As I mentioned in my article on wireless for the Aspire One, one of the things I did was build my own kernel so that some day I could strip out some of the superfluous crud. Well, yesterday I actually started trying to boot that kernel. It was more of a struggle than I thought it would be, but I eventually succeeded. Well, kind of. Before I get into more detail, let me just make something very clear: don’t try this at home. I’m going to talk about doing some things that could seriously screw up your system – not just the Aspire One but whatever other machine you run some of the steps on. Don’t blame me if you turn one of your machines into a very pretty brick.

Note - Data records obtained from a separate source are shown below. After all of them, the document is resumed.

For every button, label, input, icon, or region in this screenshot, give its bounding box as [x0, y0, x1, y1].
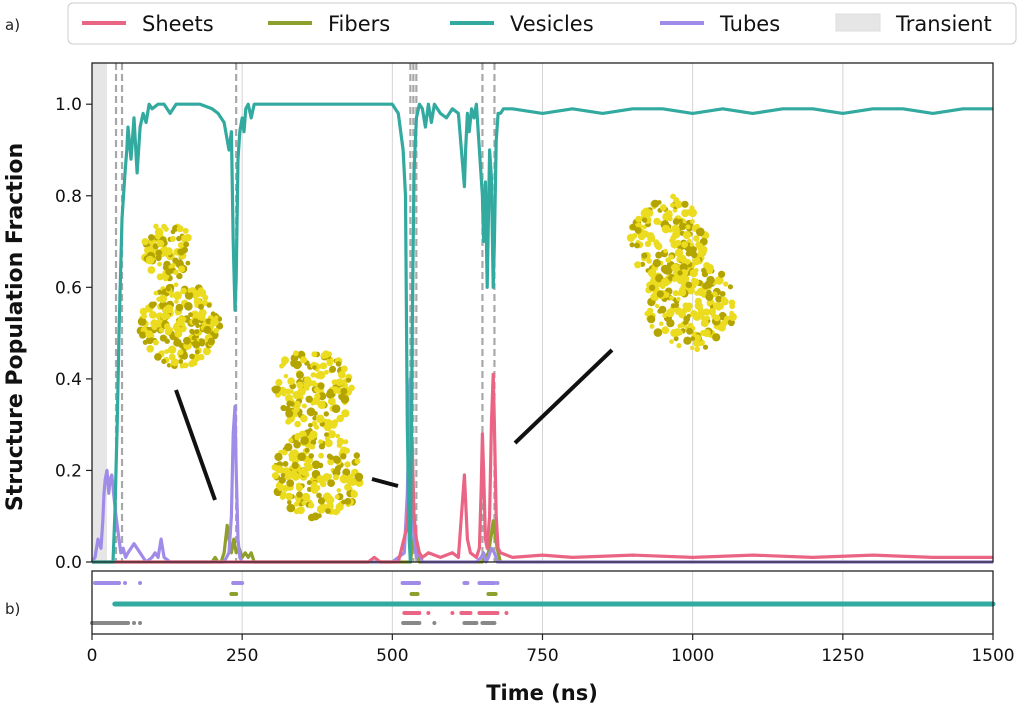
connector-line-3 — [513, 348, 614, 445]
y-axis-label: Structure Population Fraction — [3, 143, 28, 511]
panel-label-a: a) — [5, 16, 20, 34]
legend-frame — [67, 2, 1017, 45]
timeline-dot-transient — [432, 621, 437, 625]
timeline-dot-tubes — [486, 581, 491, 585]
x-tick-label: 750 — [526, 646, 558, 666]
main-plot-frame — [91, 62, 994, 563]
legend-label-vesicles: Vesicles — [510, 12, 594, 36]
x-tick-label: 250 — [226, 646, 258, 666]
x-tick-label: 500 — [376, 646, 408, 666]
timeline-dot-tubes — [234, 581, 239, 585]
structure-image-1-bottom — [136, 282, 224, 369]
legend-label-sheets: Sheets — [142, 12, 214, 36]
legend: Sheets Fibers Vesicles Tubes Transient — [67, 2, 1017, 45]
legend-swatch-transient — [835, 13, 881, 32]
legend-label-transient: Transient — [895, 12, 992, 36]
legend-label-fibers: Fibers — [328, 12, 390, 36]
y-tick-label: 0.8 — [55, 187, 82, 207]
timeline-plot: 0 250 500 750 1000 1250 1500 Time (ns) — [87, 570, 1015, 705]
panel-label-b: b) — [5, 600, 20, 618]
timeline-dot-transient — [138, 621, 143, 625]
series-line-vesicles — [92, 102, 993, 564]
y-tick-label: 0.0 — [55, 553, 82, 573]
structure-image-2-top — [271, 350, 355, 434]
x-tick-label: 1250 — [821, 646, 864, 666]
transient-region — [92, 63, 108, 562]
x-tick-label: 0 — [87, 646, 98, 666]
connector-line-1 — [174, 389, 217, 501]
x-axis-label: Time (ns) — [486, 681, 598, 705]
connector-line-2 — [371, 477, 399, 488]
y-tick-label: 0.4 — [55, 370, 82, 390]
timeline-dot-tubes — [138, 581, 143, 585]
structure-image-2-bottom — [271, 429, 364, 522]
x-tick-label: 1000 — [671, 646, 714, 666]
series-line-fibers — [92, 519, 993, 564]
legend-label-tubes: Tubes — [719, 12, 780, 36]
y-tick-label: 0.6 — [55, 278, 82, 298]
y-tick-label: 0.2 — [55, 461, 82, 481]
main-plot: 0.0 0.2 0.4 0.6 0.8 1.0 Structure Population … — [3, 62, 994, 573]
timeline-dot-transient — [132, 621, 137, 625]
timeline-dot-tubes — [495, 581, 500, 585]
timeline-dot-sheets — [504, 611, 509, 615]
timeline-dot-tubes — [123, 581, 128, 585]
timeline-dot-sheets — [450, 611, 455, 615]
x-tick-label: 1500 — [971, 646, 1014, 666]
timeline-dot-sheets — [426, 611, 431, 615]
structure-image-1-top — [141, 223, 192, 282]
structure-image-3-bottom — [644, 258, 737, 353]
y-tick-label: 1.0 — [55, 95, 82, 115]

At this point, I have concluded that the version of GRUB (the boot loader) that’s installed on the A1 is non-standard in some way. No matter what I did in grub.conf (or menu.lst just in case it was lying to me about which config file it was using) I couldn’t get it to show me an actual boot menu. Come to think of it, I couldn’t get it to show me the splash screen referenced in the as-shipped grub.conf either. It would always show the original who-knows-from-where splash screen, and always boot the original kernel. The only thing that seems to have changed since I first received the box is that now I have to hit the space bar a couple of times at the blank screen where the GRUB menu should be. That was good for a few tense moments, but it also tells me that GRUB isn’t being bypassed entirely.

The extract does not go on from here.